The observation, however, that a double drinking-set is very often present in up to the 3rd century graves particularly in Central Slovenia, led to the conclusion that these sets did not contain the same drink. The set for ladling out drinks from a larger vessel was perhaps intended mainly for libatio, while the set for pouring drinks from the single-handled bottle-like jug or lagoena was meant as part of the actual grave goods. It would also be possible that the ladling out set, i.e. the older and more traditional set, contained some domestic, traditionally made drink (for we are dealing with the regions where vine does not prosper even today), while the set with the Mediterranean single-handled jug (or two jugs) and cup was intended for wine (and water). If the supposition about the two types of drink is correct, we should think about a permanent production of some (fermented?) drink in an old way also in Roman times. It is interesting, however, that the area of Ptuj (Poetovio), which was certainly well disposed to vine production, does not know this duality in the burial cult. It knows especially the single-handled jug - lagoena. And this could be a proof that vineyards were soon laid out in suitable places of the interior as well.

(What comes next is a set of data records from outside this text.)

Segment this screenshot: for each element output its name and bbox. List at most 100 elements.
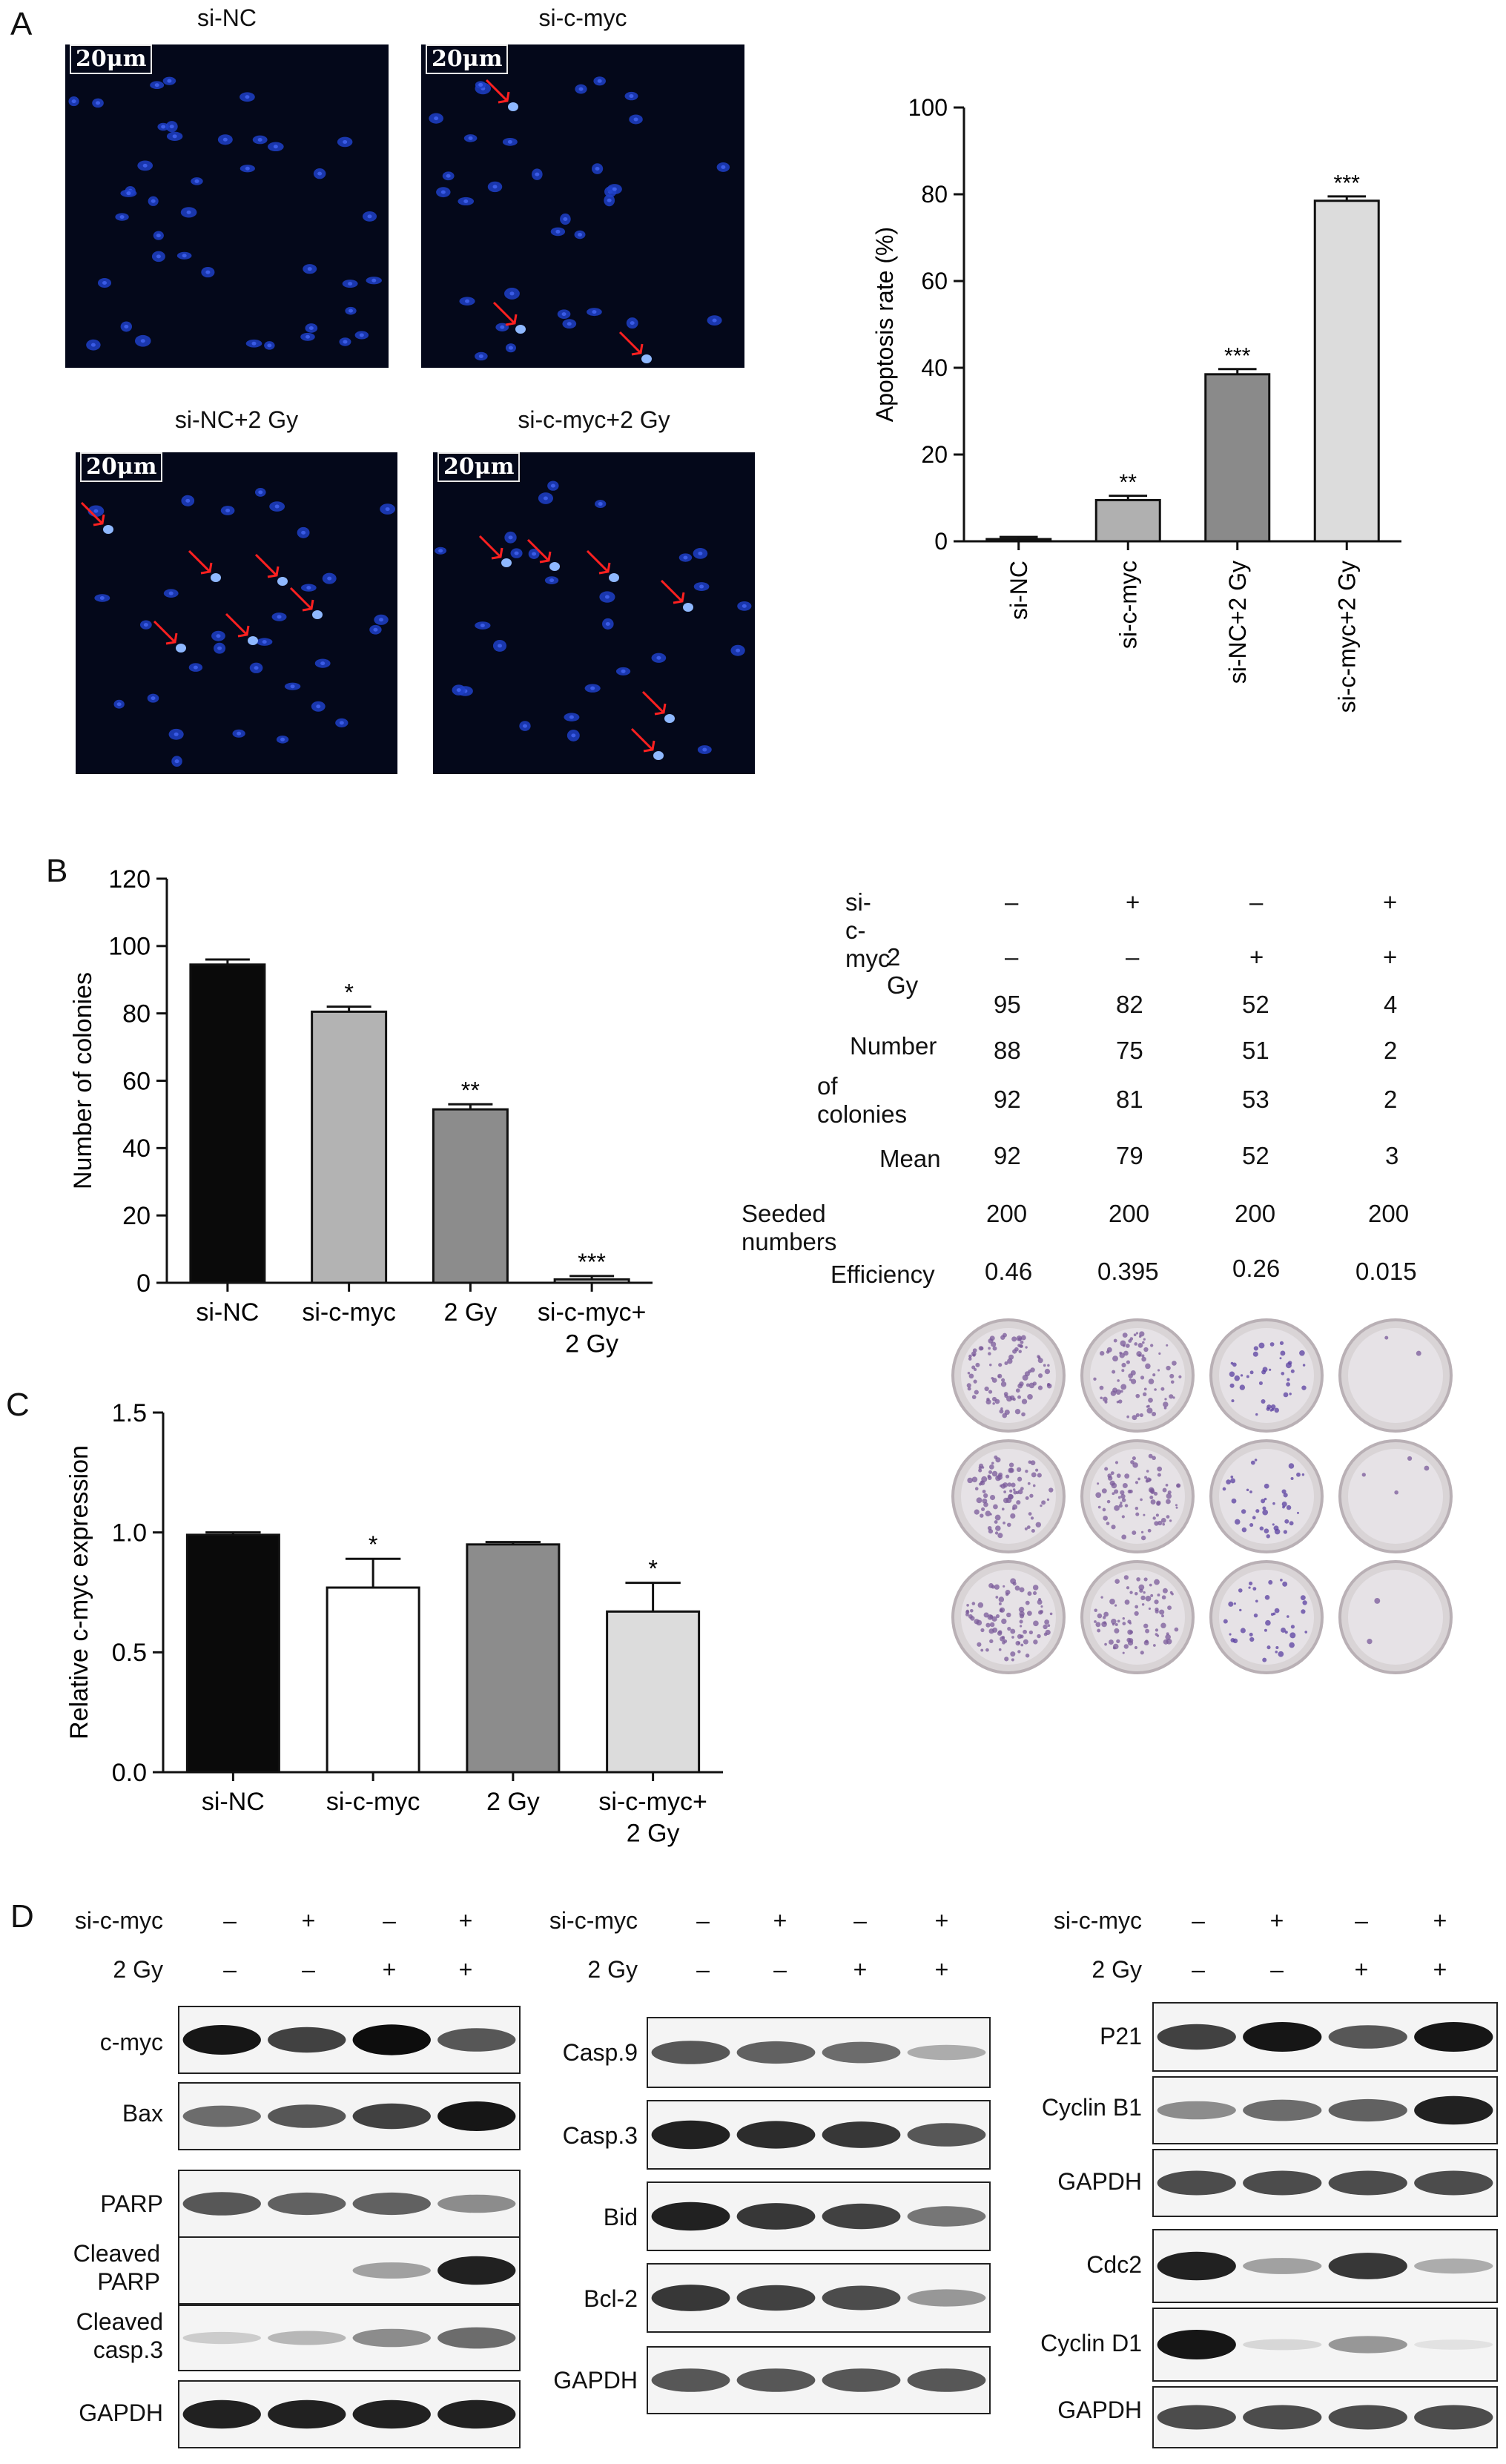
wb2-sign: – [853, 1907, 867, 1934]
bar [553, 1278, 630, 1284]
colony-spot [1037, 1385, 1043, 1390]
sign: – [1005, 943, 1019, 971]
wb1-2gy-label: 2 Gy [113, 1956, 163, 1983]
colony-spot [1374, 1598, 1381, 1604]
colony-spot [1394, 1490, 1398, 1495]
y-tick-label: 60 [921, 268, 948, 294]
colony-spot [1158, 1352, 1161, 1355]
colony-spot [1122, 1332, 1128, 1338]
culture-dish-inner [1348, 1570, 1443, 1665]
colony-spot [1030, 1516, 1034, 1520]
red-arrow [485, 79, 509, 102]
colony-spot [1018, 1606, 1025, 1613]
colony-spot [1162, 1487, 1167, 1493]
cell-nucleus-core [274, 504, 280, 509]
colony-spot [1000, 1381, 1007, 1387]
colony-spot [1123, 1575, 1129, 1580]
colony-spot [1109, 1599, 1115, 1605]
bar [432, 1108, 509, 1284]
colony-spot [1229, 1371, 1235, 1377]
wb3-sign: – [1355, 1907, 1368, 1934]
cell: 92 [994, 1086, 1021, 1113]
cell-nucleus-core [555, 229, 561, 234]
colony-spot [1110, 1471, 1114, 1476]
cell-nucleus-core [385, 507, 390, 512]
colony-spot [1009, 1489, 1013, 1493]
colony-spot [1037, 1473, 1042, 1478]
cell-nucleus-core [280, 737, 285, 741]
bar [189, 963, 266, 1284]
colony-spot [1014, 1409, 1021, 1415]
apoptotic-nucleus [176, 644, 186, 653]
colony-spot [1020, 1335, 1026, 1341]
colony-spot [992, 1346, 997, 1351]
y-tick-label: 1.0 [112, 1519, 147, 1548]
colony-spot [1284, 1519, 1289, 1524]
colony-spot [1302, 1364, 1306, 1367]
colony-spot [1103, 1516, 1108, 1521]
colony-spot [1032, 1484, 1036, 1487]
colony-spot [980, 1513, 984, 1518]
wb3-blot-cyclin-d1 [1152, 2308, 1498, 2382]
protein-band [268, 2192, 346, 2216]
colony-spot [1011, 1636, 1014, 1639]
colony-spot [1384, 1335, 1389, 1340]
cell-nucleus-core [569, 715, 574, 719]
significance-marker: ** [1119, 470, 1137, 495]
protein-band [1328, 2253, 1407, 2279]
colony-spot [1016, 1500, 1021, 1505]
colony-spot [1161, 1614, 1164, 1618]
protein-band [182, 2105, 261, 2127]
cell-nucleus-core [174, 732, 179, 736]
colony-spot [1032, 1591, 1037, 1596]
colony-spot [1123, 1344, 1126, 1347]
significance-marker: * [648, 1556, 658, 1582]
cell-nucleus-core [456, 688, 461, 693]
colony-spot [1040, 1605, 1043, 1608]
colony-spot [1015, 1388, 1020, 1393]
efficiency-cell: 0.395 [1097, 1258, 1159, 1285]
cell-nucleus-core [371, 278, 377, 283]
colony-spot [1027, 1591, 1032, 1596]
wb1-blot-cleaved-casp3 [178, 2305, 521, 2371]
sign: + [1383, 943, 1398, 971]
chart-number-of-colonies: 0 20 40 60 80 100 120 Number of colonies si-NC * s… [69, 865, 653, 1358]
colony-spot [998, 1648, 1002, 1651]
colony-spot [1290, 1477, 1294, 1481]
red-arrow-head [491, 547, 503, 560]
wb2-blot-bid [647, 2181, 991, 2251]
colony-spot [1157, 1473, 1161, 1477]
colony-spot [1132, 1530, 1137, 1536]
red-arrow-head [643, 740, 655, 753]
protein-band [736, 2121, 816, 2149]
colony-spot [1140, 1535, 1146, 1541]
colony-spot [967, 1387, 971, 1391]
colony-spot [1283, 1530, 1288, 1534]
cell-nucleus-core [509, 291, 515, 296]
colony-spot [1111, 1525, 1116, 1530]
colony-spot [1140, 1595, 1146, 1601]
red-arrow [254, 553, 278, 577]
y-tick-label: 120 [108, 865, 151, 894]
apoptotic-nucleus [683, 603, 693, 612]
colony-spot [1031, 1472, 1037, 1478]
colony-spot [1049, 1612, 1053, 1616]
cell-nucleus-core [621, 669, 626, 673]
protein-band [822, 2041, 901, 2064]
colony-spot [1261, 1499, 1266, 1504]
x-tick-label: si-NC [202, 1788, 265, 1816]
colony-spot [1138, 1335, 1142, 1338]
colony-spot [1301, 1385, 1307, 1390]
protein-band [1243, 2099, 1322, 2121]
colony-spot [997, 1474, 1003, 1480]
cell-nucleus-core [571, 733, 576, 738]
colony-spot [1112, 1387, 1117, 1393]
colony-spot [988, 1464, 994, 1470]
wb3-sign: + [1269, 1907, 1284, 1934]
protein-band [1157, 2101, 1236, 2120]
colony-spot [1126, 1360, 1130, 1364]
cell-nucleus-core [172, 134, 177, 139]
colony-spot [1241, 1509, 1246, 1514]
colony-spot [1010, 1578, 1017, 1585]
colony-spot [1027, 1482, 1031, 1485]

Particularly in the regions that have remained viniferous up to the present day, the number of to us known single-handled jugs was not reduced in the 2nd century after Domitian's ban on breeding grafted plants in the provinces. But there was a certain decline in the use of amphorae. Here it should be underlined that Domitian's ban was most probably not strictly respected and that it was understood only regarding vines of the vintage (Mediterranean?) varieties. But we do have to infer that for the regional production and keeping, vessels made of organic materials that leave no archaeological traces (or only exceptionally) were also used. About the existence of vats and barrels also speak, apart from the iron tools that in the early Roman times enabled production of staves, some exceptional finds. At Ptuj, a barrel (vat or tub) was found at least once in undoubtedly Roman well. Irrespective of the actual circumstances, this find confirms that the wooden vessel that can be very useful in winery was indeed known at that time. About the barrels also speak, on the other hand, undisputedly one but most probably two metal taps from Ptuj for the types characteristic of the Danubian and Rhenish Roman frontiers presented by J. Garbsch. There is of course no proof that this actual vessel was made in our territory, for the find gives evidence only of the fact that the wooden vessel was known there.

It has happened only exceptionally that separate rooms in a building were identified as wine cellars or at least depositories. The traces of deepened cellars are barely known and have been, on top of it all, also incorrectly or unreliably interpreted: the supposed "cellar" discovered during the 1963 excavations at Ptuj were gradually understood, with the aid of further finds, as traces of an eventually removed cloaca (sewer). The explanations by K. Tragau from 1907 and 1908 that in one of the Poetovian ground plans they were in fact dealing with a tavern and its depository and, in the other, with a true wine cellar with a press and fermentation room can unfortunately no longer be checked, as interesting and possible they may be. The authoress of this article has no knowledge about similar data from other sites in the Slovene interior.


Vino, birra, botti, mastelli, otri... (Frammenti d'epoca romana dell'interno della Slovenia)

Sintesi

L'autrice, sulla base di reperti, soprattutto in ceramica, provenienti da tombe e abitati, analizza le consuetudini relative al consumo di bevande nella Slovenia centrale e orientale al tempo dell'antica Roma. Fa notare, a tale proposito, la differenza fra le abitudini della popolazione locale e quelle assunte con la romanizzazione. Oltre al consumo di vino, prende in esame anche quello di altre bevande fermentate. L'importanza del vino è sottolineata anche dal ritrovamento di un'anfora nella tomba numero 30 di Verdun, nella Bassa Carniola o Dolenjska. Oltre alle anfore e alle stoviglie più comuni, sono qui esaminati anche altri recipienti, come mastelli ed otri. Separatamente sono invece presentati, anche con ausilio iconografico, i sùupposti resti di una cantina vinicola di Ptuj (schizzi di K. Tragau).